Scary Movies 3
Through October 22 at the Walter Reade Theater
Shadowing the rollicking 18-film pre-Halloween series at the Walter Reade is the sense that the greatest horror comes from ordinary people confronted with committing terrible acts. Take for example Candyman (1992), part of an eclectically thorough mix that spans staples (foundational werewolf and Dracula pics, Peter Lorre in The Beast with Five Fingers) and post-80s exhumations (The Stepfather, The original Hitcher, Peter Jackson's Dead-Alive). Candyman is known for the titular urban-legend incantation (five times in a mirror summons Tony Todd's pimped-out ghoul with a meathook), but the real fright comes from the abrupt fugue states induced in its grad-student victim-heroine (young Virginia Madsen looking very wholesome-starlet). One of those early 90s white fantasy-nightmares co-starring the Gang-Infested Inner City, it's a pulpy stew of stemwinding legends, and race/independent-woman/tabloid anxieties, plus spooky behind-you voiceover and bee plagues.

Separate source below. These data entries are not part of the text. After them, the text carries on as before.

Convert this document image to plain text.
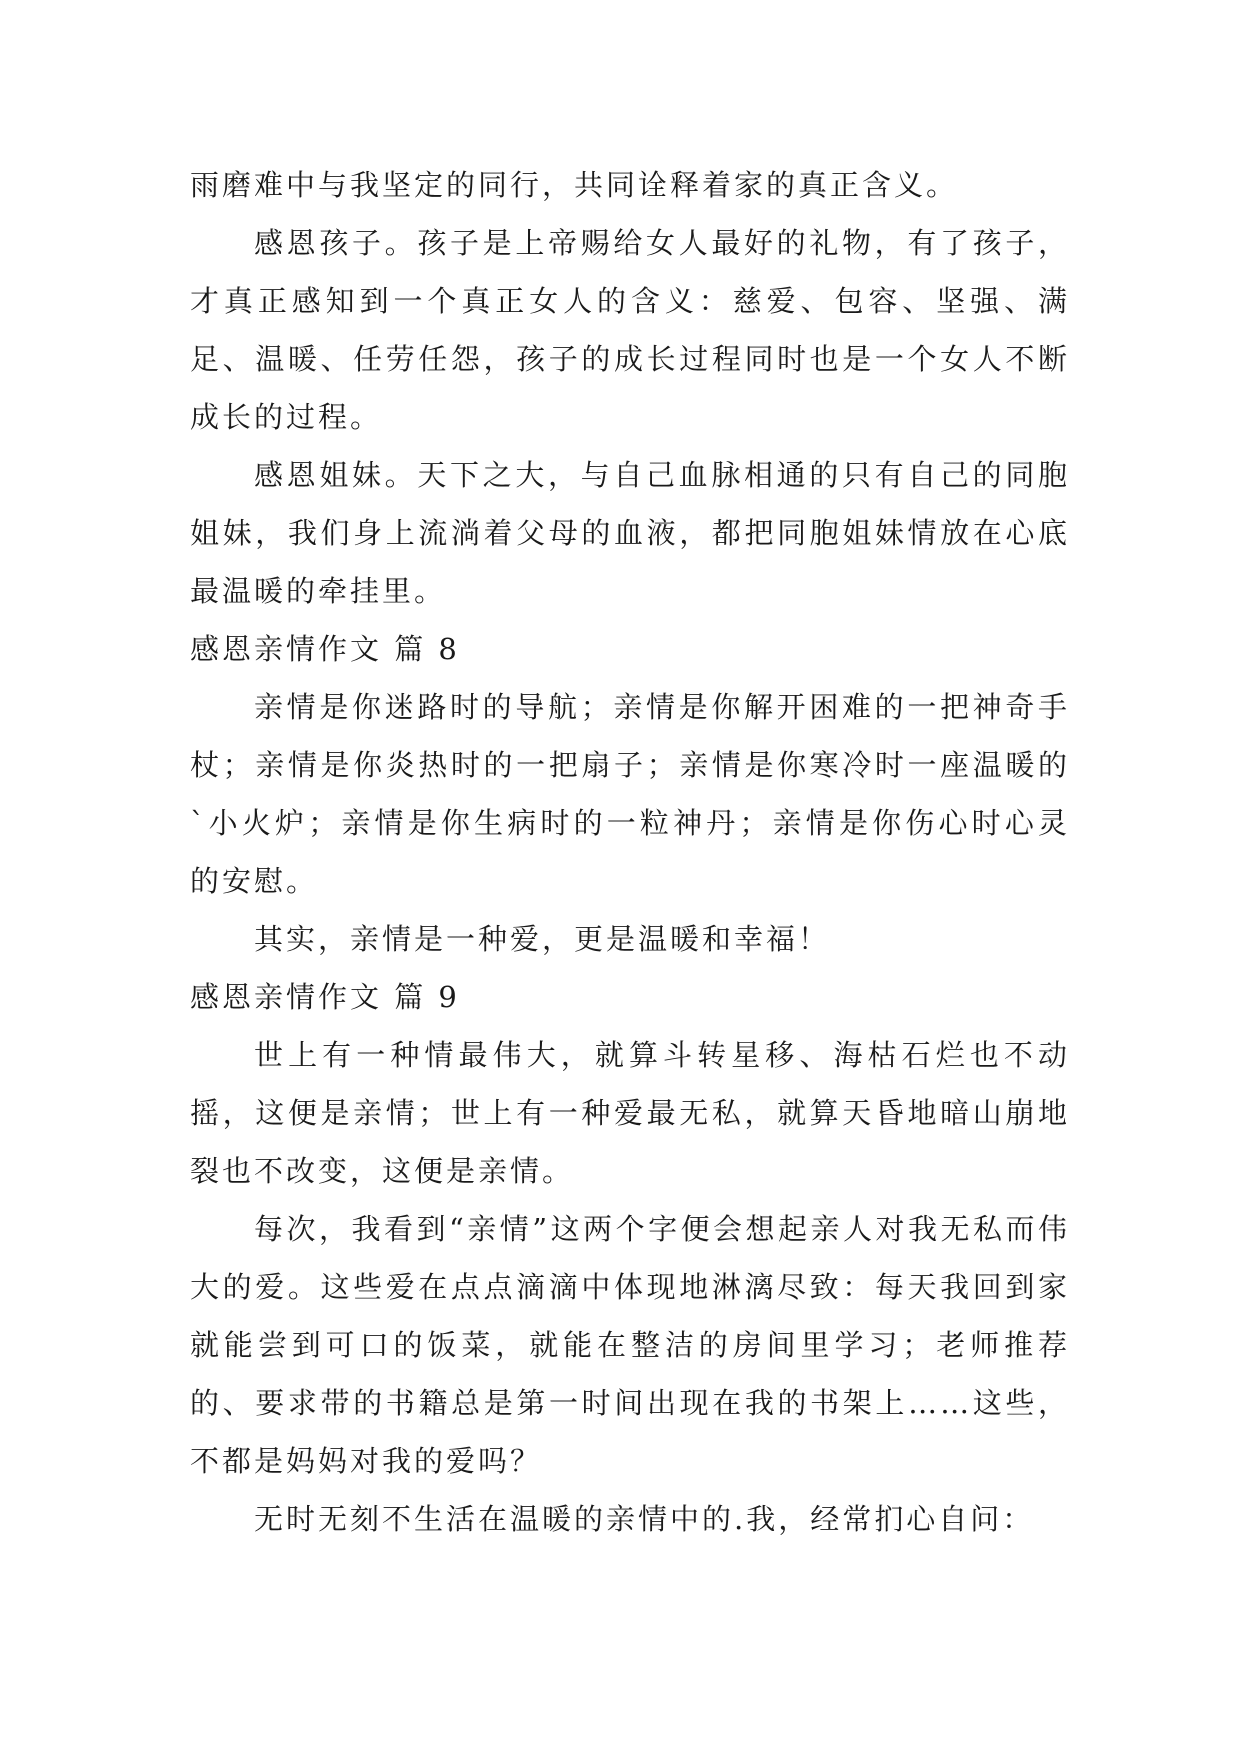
雨磨难中与我坚定的同行，共同诠释着家的真正含义。

感恩孩子。孩子是上帝赐给女人最好的礼物，有了孩子，才真正感知到一个真正女人的含义：慈爱、包容、坚强、满足、温暖、任劳任怨，孩子的成长过程同时也是一个女人不断成长的过程。

感恩姐妹。天下之大，与自己血脉相通的只有自己的同胞姐妹，我们身上流淌着父母的血液，都把同胞姐妹情放在心底最温暖的牵挂里。

感恩亲情作文 篇 8

亲情是你迷路时的导航；亲情是你解开困难的一把神奇手杖；亲情是你炎热时的一把扇子；亲情是你寒冷时一座温暖的`小火炉；亲情是你生病时的一粒神丹；亲情是你伤心时心灵的安慰。

其实，亲情是一种爱，更是温暖和幸福！

感恩亲情作文 篇 9

世上有一种情最伟大，就算斗转星移、海枯石烂也不动摇，这便是亲情；世上有一种爱最无私，就算天昏地暗山崩地裂也不改变，这便是亲情。

每次，我看到“亲情”这两个字便会想起亲人对我无私而伟大的爱。这些爱在点点滴滴中体现地淋漓尽致：每天我回到家就能尝到可口的饭菜，就能在整洁的房间里学习；老师推荐的、要求带的书籍总是第一时间出现在我的书架上……这些，不都是妈妈对我的爱吗？

无时无刻不生活在温暖的亲情中的.我，经常扪心自问：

Likewise, the superb, unnerving Who Can Kill a Child? (a creepy kid classic) asks whether two British tourists can really fight back on a Spanish island village populated by wordless murderous children. And in The Hitcher (the 1986 version), self-defense quandaries also face a California-bound kid who picks up mindfucker Rutger Hauer (and to his credit, tosses him out fairly quickly). In the story scripted by Eric Red, who wrote the similarly twilit-West Near Dark for Kathryn Bigelow, the young man is soon suspected of his ex-passenger's roadside massacres, and, increasingly wild-haired, must fend off sheriffs in balletic Mojave car chases and roadside face-offs.

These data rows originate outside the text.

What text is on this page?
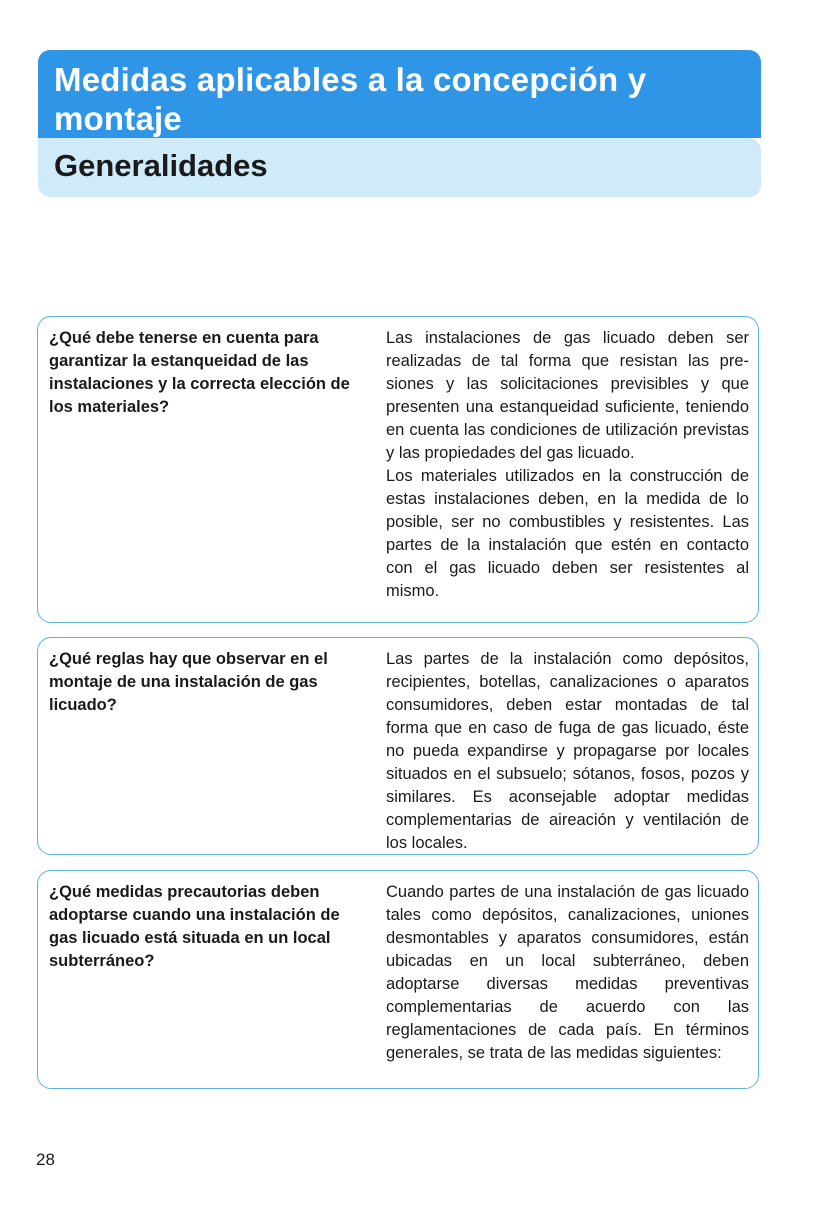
Medidas aplicables a la concepción y montaje
Generalidades
¿Qué debe tenerse en cuenta para garantizar la estanqueidad de las instalaciones y la correcta elección de los materiales?

Las instalaciones de gas licuado deben ser realizadas de tal forma que resistan las presiones y las solicitaciones previsibles y que presenten una estanqueidad suficiente, teniendo en cuenta las condiciones de utilización previstas y las propiedades del gas licuado.

Los materiales utilizados en la construcción de estas instalaciones deben, en la medida de lo posible, ser no combustibles y resistentes. Las partes de la instalación que estén en contacto con el gas licuado deben ser resistentes al mismo.

¿Qué reglas hay que observar en el montaje de una instalación de gas licuado?

Las partes de la instalación como depósitos, recipientes, botellas, canalizaciones o aparatos consumidores, deben estar montadas de tal forma que en caso de fuga de gas licuado, éste no pueda expandirse y propagarse por locales situados en el subsuelo; sótanos, fosos, pozos y similares. Es aconsejable adoptar medidas complementarias de aireación y ventilación de los locales.

¿Qué medidas precautorias deben adoptarse cuando una instalación de gas licuado está situada en un local subterráneo?

Cuando partes de una instalación de gas licuado tales como depósitos, canalizaciones, uniones desmontables y aparatos consumidores, están ubicadas en un local subterráneo, deben adoptarse diversas medidas preventivas complementarias de acuerdo con las reglamentaciones de cada país. En términos generales, se trata de las medidas siguientes:

28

Both films look magnificent on the big screen, as does, in a manner of grand guignol speaking, Dead-Alive, a decidedly less conflicted scenario. In this joyous R.Crumbian zombiepalooza replete with comic-book tight close-ups, a milquetoast beats down the risen dead after an imported Sumatran rat-monkey bites his bonkers society momma. Cited by the MPAA for "an abundance of outrageous gore" but going happily cartoonish, Jackson crams in a non-stop LOTR-level of detail and incident (and zombie-baby puppetry) as if it was all already costing him $1 million a second. (Another Antipodean entry is the nature-fights-back flick Long Weekend, spotlit in the recent Ozploitation doc Not Quite Hollywood.)
Among other titles fondly remembered from overstuffed video-store racks is the influential The Stepfather (1987), unavailable on DVD. Lost-er Terry O'Quinn is brilliantly introduced immediately after dispatching one family and taking up with a new one, as is his psychopathic wont. His new wife's daughter suspects his gosh-darn façade—effectively a curdled late Reagan portrait of family values which anticipates the Gen-X TV-made-man conceit and which O'Quinn gives a slight tag-line satire.
In a more classical classic, The Beast With Five Fingers (1946), Peter Lorre is on view at his terrifyingly-shrinking Lorriest, as the easily excitable secretary to a dying maestro in a rural Italian castle. Featuring terrific effects (and an "It's alive" or two), the surreal story of a killer hand on the loose is often traced to Luis Bunuel instead of its William Fryer Harvey source. But director Robert Florey, who wrangles a game cast including unctuous Robert Alda, was an established horror vet (Frankenstein screenwriter, Poe adaptation, a previous Lorre film), in addition to directing the experimental short The Life and Death of 9413, A Hollywood Extra.
Besides Jerzy Skolimowski's excellent The Shout, one last mention should go to Dario Argento's Creepers aka Phenomena (1985), which charmingly skirts the line between dreamlike and daft. Fourteen-year-old sweet rich girl Jennifer Connelly, who can talk to bugs, lands in a European boarding school. Campus murders via segmented spikes, sleepwalking, persecution by an 80s-airbrushed schoolmistress, insect POV and reaction shots, and superior supporting work by a chimp (as entomologist Donald Pleasance's assistant) all ensue. And, perhaps best of all, the young lady's nighttime strolls are jarringly scored to "music by special guests" Iron Maiden, Motorhead, et al. Just another night in what the film calls "the Swiss Transylvania."